Gustafson stopped working at My Wine Society when the “Yelp for wineries” app failed to get off the ground, but in August 2019, Evans contacted him to help set up the first Blended Festival in San Diego.

He said he agreed to truck some games and other items to the venue, but when he arrived, Evans handed him walkie-talkies and put him in charge of security at the front gate without any training or warning.

“Anytime there was an issue with the ticketing or anything, everyone’s coming to me,” he said. “I’m trying to radio Sean on this thing but he’s busy kissing ass in the fucking VIP booth the whole time.”

Despite the chaos, Gustafson said, the event was an overall success. For his trouble he got all of $200.

“He’s one of the most selfish people I’ve met, he’s completely immature and was out of his league for all of it. He wanted to be the big dog and have all eyes on him so he could throw a giant party for his friends. That’s what he did for the first Blended Festival,” Gustafson said.

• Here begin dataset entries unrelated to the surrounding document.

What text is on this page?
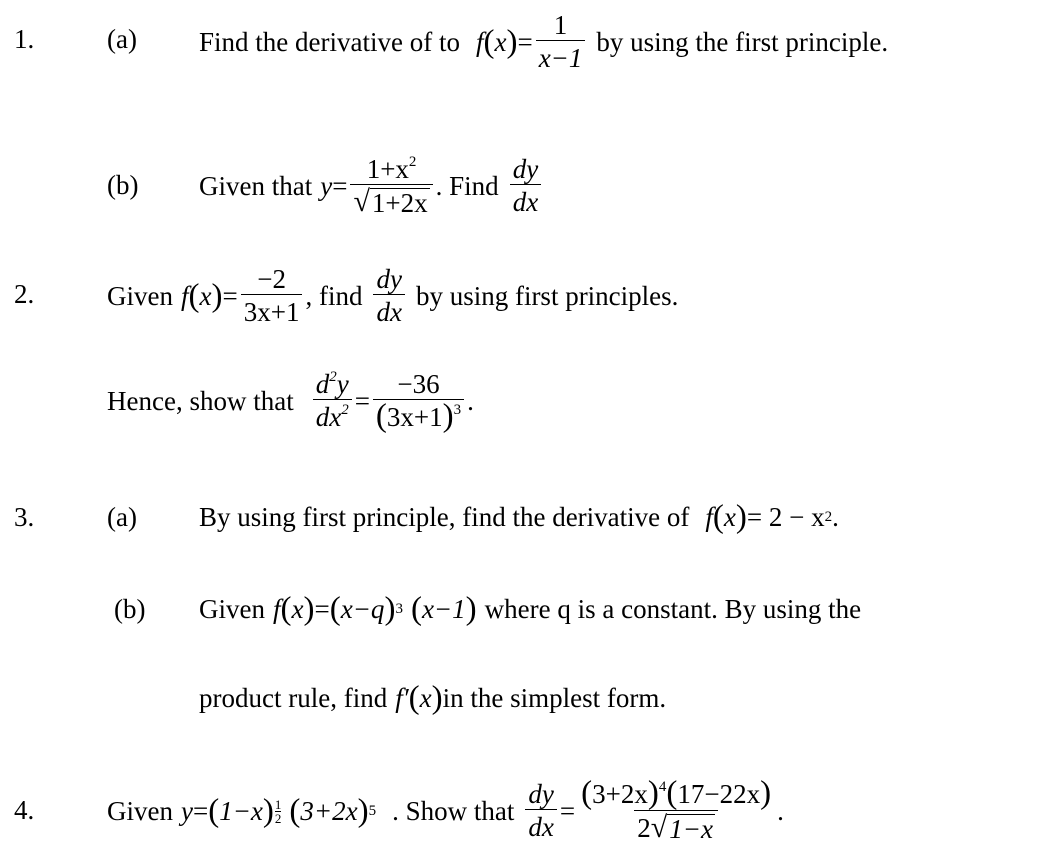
1.	(a) Find the derivative of to f ( x ) = $\frac{1}{x-1}$ by using the first principle.
(b) Given that $y = \frac{1+x^2}{√ 1+2x}$ . Find $\frac{dy}{dx}$
2.	Given f ( x ) = $\frac{-2}{3x+1}$ , find $\frac{dy}{dx}$ by using first principles.
Hence, show that $\frac{d^2y}{dx^2} = \frac{-36}{(3x+1)^3}$ .
3.	(a) By using first principle, find the derivative of f ( x ) = 2 − x 2 .
(b) Given f ( x ) = ( x−q ) 3 ( x−1 ) where q is a constant. By using the
product rule, find f′ ( x ) in the simplest form.
4.	Given y = ( 1−x ) 1
2 ( 3+2x ) 5 . Show that $\frac{dy}{dx} = \frac{(3+2x)^4(17-22x)}{2 √ 1-x}$ .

Another former employee who worked for Evans at My Wine Society said they had a key organizing role, but after that first San Diego festival, they had to hire a lawyer to get months of back pay.

“We couldn’t get a hold of him, we couldn’t text him, we couldn’t call him. He was just gone, there was no communication,” they said—noting that months later, the money just simply showed up in their bank account.

Even so, they said, Evans’ vanishing act this fall was a head-scratcher.

“I don’t know how you go from booking The Chainsmokers to perform to all of a sudden you owe $6 million and no one knows where you are,” they said. “Where is the punishment?”

Several people involved with the festival in Nashville in September said it was clear things were breaking down.

“We knew it was gonna be a shit show when we got on site and realized how disorganized it was,” said Totin, the event supplier who never got the balance of her bill. “But the setup still happened. The event still happened. You could just kind of tell that it wasn’t gonna end well.”

Garrett, the Bachelorette contestant and festival host, said the weekend devolved into a sad scene when a sudden thunderstorm halted festivities midway through Sunday, sending crowds scrambling back to their cars.

That night’s headliner and the festival’s biggest draw, The Chainsmokers, were relegated to a 200-capacity venue called Dirty Little Secret, an upscale bar inside a hotel five minutes’ walk from the park. Only those with VIP tickets were invited.

“I saw pictures of people outside [Dirty Little Secret] on Printers Alley trying to climb into windows early on,” Garrett said. “The street was packed before they opened the doors.”

What happened between then and Evans’ disappearing act a few weeks later remains unclear. The Daily Beast tried to reach Evans repeatedly by phone and email, but received no answer.

The person close to Evans, who did not want to be named, said the entrepreneur went to the emergency room in October because he thought he was having a heart attack, but it was actually an anxiety attack.

“He’s obviously stressed out about all of this,” they said.